Haiti adalah negara yang paling tidak berkembang di Amerika. Haiti juga merupakan salah satu negara yang paling tidak berkembang dan termiskin di dunia.
Ada indikator yang dapat digunakan untuk membandingkan situasi sosial dan ekonomi antar negara. Beberapa indikator menunjukkan bahwa Haiti telah tertinggal dari negara-negara berkembang miskin lainnya sejak tahun 1980-an. Pada tahun 2006, Haiti berada di peringkat 146 dari 177 negara dalam Indeks Pembangunan Manusia PBB (2006). Sekitar 90% rakyat Haiti hidup dalam kemiskinan pada tahun 2003. Haiti adalah satu-satunya negara di benua Amerika yang masuk dalam daftar Negara Paling Tidak Berkembang PBB dan merupakan negara termiskin di benua Amerika. Perekonomiannya tetap bahkan atau tertinggal bahkan sebelum gempa bumi besar mereka.
Sekitar 66% dari semua orang Haiti bekerja di bidang pertanian. Sebagian besar dari mereka melakukan pertanian subsisten skala kecil (artinya mereka hanya mampu menanam secukupnya untuk bertahan hidup). Ini tidak menghasilkan banyak uang.
Sangat sedikit pekerjaan yang tercipta dalam sepuluh tahun terakhir.
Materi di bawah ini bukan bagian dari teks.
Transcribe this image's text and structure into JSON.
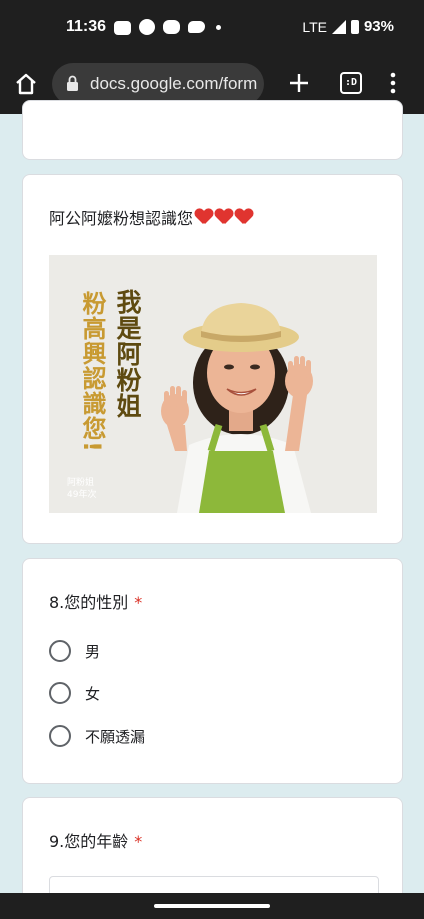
{
  "status": {
    "time": "11:36",
    "network": "LTE",
    "battery": "93%",
    "app_icons": [
      "discord-icon",
      "facebook-icon",
      "line-icon",
      "twitter-icon"
    ]
  },
  "browser": {
    "url": "docs.google.com/form",
    "tab_count_label": ":D"
  },
  "form": {
    "intro": {
      "title": "阿公阿嬤粉想認識您",
      "hearts": 3,
      "image": {
        "text_main": "我是阿粉姐",
        "text_sub": "粉高興認識您!",
        "caption": "阿粉姐\n49年次"
      }
    },
    "q8": {
      "title": "8.您的性別",
      "required_mark": "*",
      "options": [
        "男",
        "女",
        "不願透漏"
      ]
    },
    "q9": {
      "title": "9.您的年齡",
      "required_mark": "*"
    }
  },
  "colors": {
    "page_bg": "#dcecef",
    "required": "#d93025",
    "heart": "#e0342f",
    "apron": "#8db83a"
  }
}
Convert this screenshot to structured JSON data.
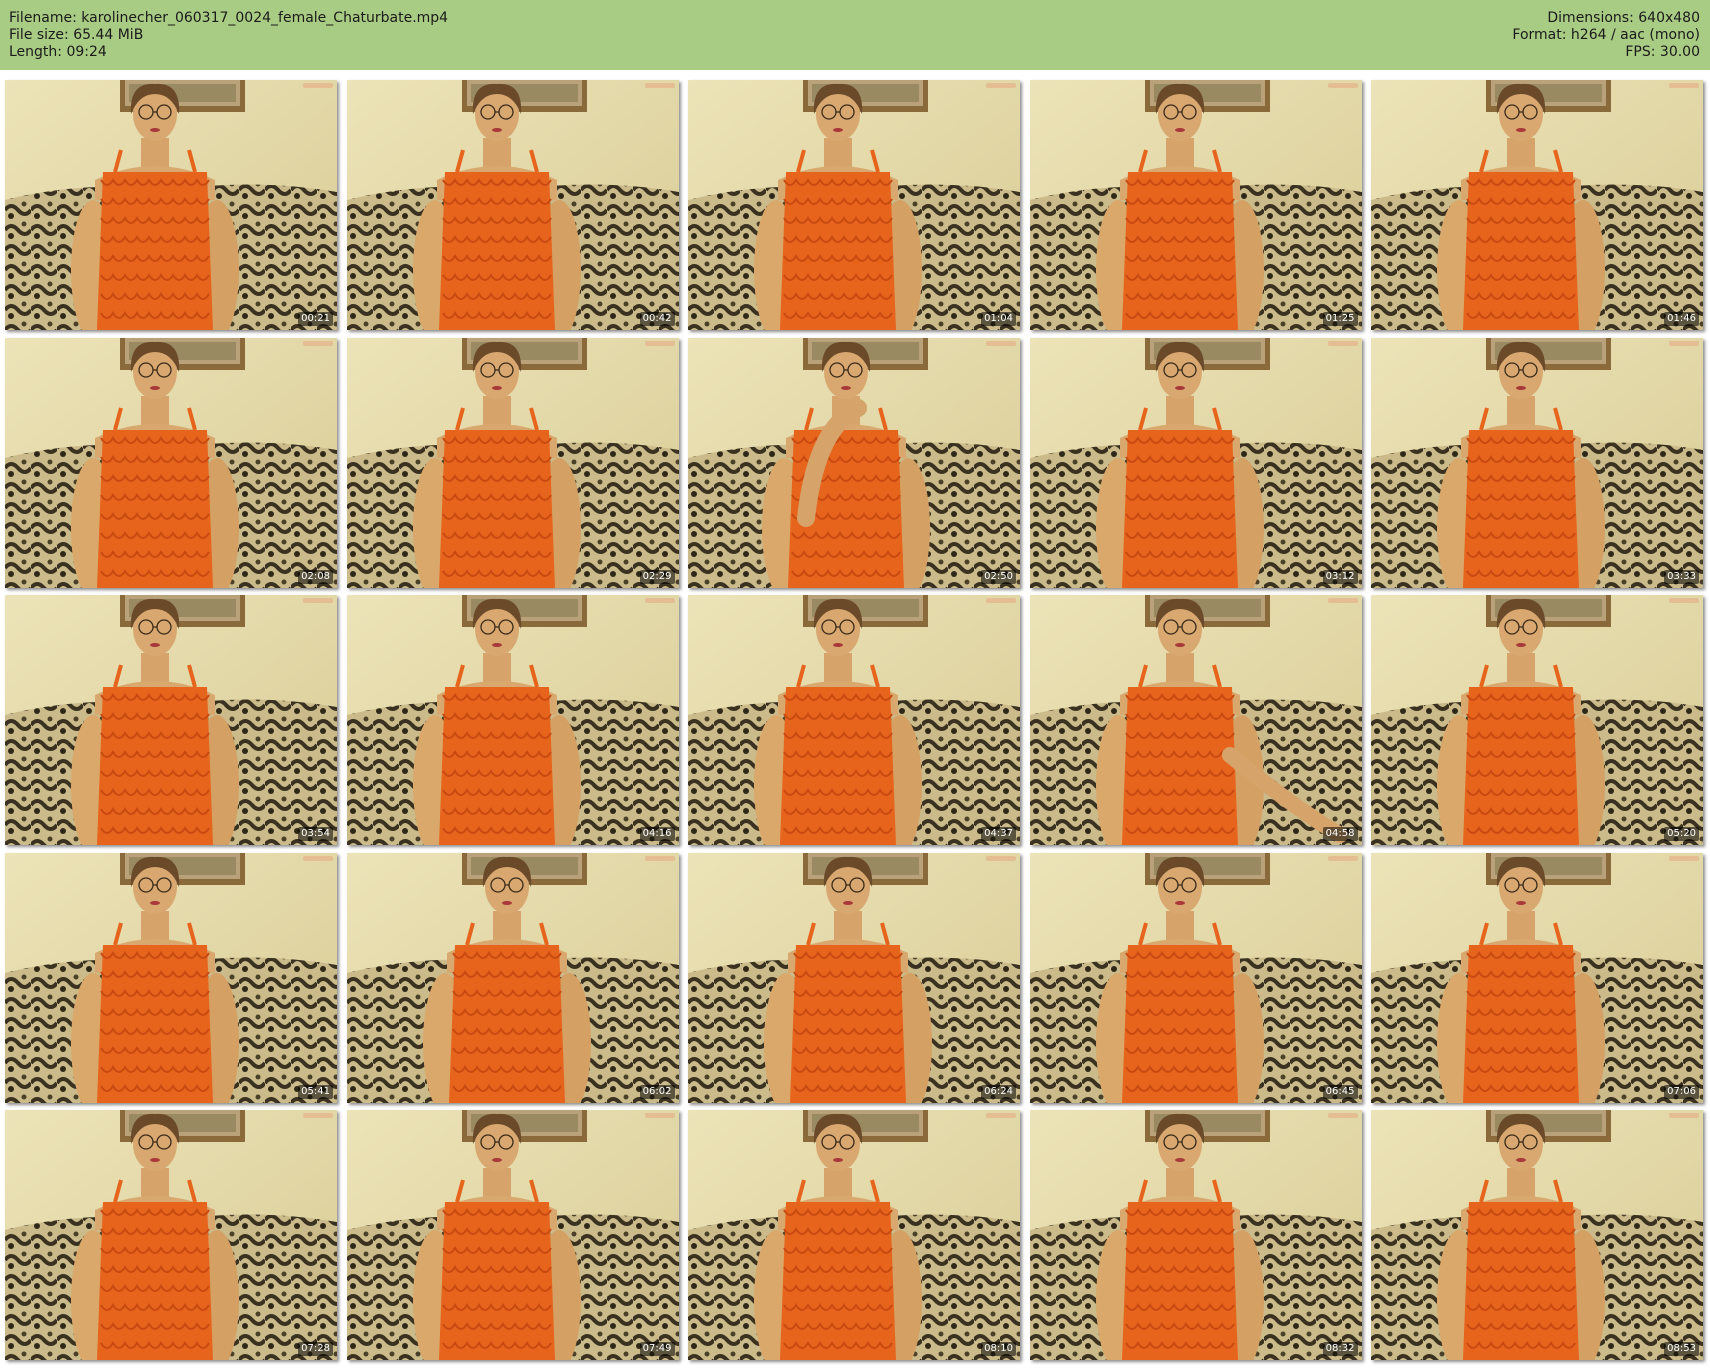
{
  "header": {
    "filename_line": "Filename: karolinecher_060317_0024_female_Chaturbate.mp4",
    "filesize_line": "File size: 65.44 MiB",
    "length_line": "Length: 09:24",
    "dimensions_line": "Dimensions: 640x480",
    "format_line": "Format: h264 / aac (mono)",
    "fps_line": "FPS: 30.00"
  },
  "colors": {
    "header_bg": "#a9cc84",
    "top_orange": "#e8661c",
    "wall": "#e6dcae",
    "sofa_dark": "#3b3320",
    "sofa_light": "#c9b98a"
  },
  "thumbnails": [
    {
      "time": "00:21",
      "pose": "center"
    },
    {
      "time": "00:42",
      "pose": "center"
    },
    {
      "time": "01:04",
      "pose": "center"
    },
    {
      "time": "01:25",
      "pose": "turned"
    },
    {
      "time": "01:46",
      "pose": "center"
    },
    {
      "time": "02:08",
      "pose": "center"
    },
    {
      "time": "02:29",
      "pose": "center"
    },
    {
      "time": "02:50",
      "pose": "hand-up"
    },
    {
      "time": "03:12",
      "pose": "center"
    },
    {
      "time": "03:33",
      "pose": "center"
    },
    {
      "time": "03:54",
      "pose": "center"
    },
    {
      "time": "04:16",
      "pose": "center"
    },
    {
      "time": "04:37",
      "pose": "center"
    },
    {
      "time": "04:58",
      "pose": "reaching"
    },
    {
      "time": "05:20",
      "pose": "center"
    },
    {
      "time": "05:41",
      "pose": "center"
    },
    {
      "time": "06:02",
      "pose": "leaning"
    },
    {
      "time": "06:24",
      "pose": "leaning"
    },
    {
      "time": "06:45",
      "pose": "center"
    },
    {
      "time": "07:06",
      "pose": "center"
    },
    {
      "time": "07:28",
      "pose": "center"
    },
    {
      "time": "07:49",
      "pose": "center"
    },
    {
      "time": "08:10",
      "pose": "center"
    },
    {
      "time": "08:32",
      "pose": "center"
    },
    {
      "time": "08:53",
      "pose": "center"
    }
  ]
}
Namun, ekonomi informal sedang tumbuh. Mangga dan kopi adalah dua ekspor terpenting Haiti. Haiti secara konsisten menduduki peringkat di antara negara-negara paling korup di dunia dalam Indeks Persepsi Korupsi.
Sekitar sepertiga dari anggaran pemerintah nasional adalah uang yang diberikan oleh negara lain kepada mereka. Amerika Serikat memberikan uang paling banyak. Kanada memberikan jumlah uang terbesar kedua. Uni Eropa, Venezuela, dan Kuba juga memberi dan membantu ekonomi Haiti dengan cara yang berbeda. Haiti telah memperbarui aliansinya dengan Venezuela dan Kuba pada tahun 2006 dan 2007.
Dari tahun 2001-2004, Amerika Serikat berhenti memberikan bantuan kepada Haiti sepenuhnya. Bantuan itu dihentikan setelah pemilihan umum Haiti tahun 2000. Hasil pemilu dipertanyakan, dan Presiden Aristide dituduh melakukan kecurangan untuk memenangkan pemilu. Aristide digulingkan pada tahun 2004. Setelah itu, Amerika Serikat mulai memberikan bantuan ke Haiti lagi. Perserikatan Bangsa-Bangsa memimpin operasi penjaga perdamaian yang disebut Misi Stabilisasi Perserikatan Bangsa-Bangsa di Haiti. (Misi ini disebut MINUSTAH di Haiti; ini adalah akronim untuk nama Misi dalam bahasa Prancis). Tentara Brasil memimpin operasi penjaga perdamaian.
Bahkan setelah Presiden Aristide digulingkan, korupsi terus menjadi hal yang sangat umum di Haiti.
Haiti memiliki utang luar negeri dalam jumlah besar (uang yang terhutang kepada negara lain dan lembaga internasional untuk membayar kembali pinjaman). Program Heavily Indebted Poor Countries (HIPC) berencana untuk menghapuskan sekitar $525 juta utang Haiti pada pertengahan tahun 2009.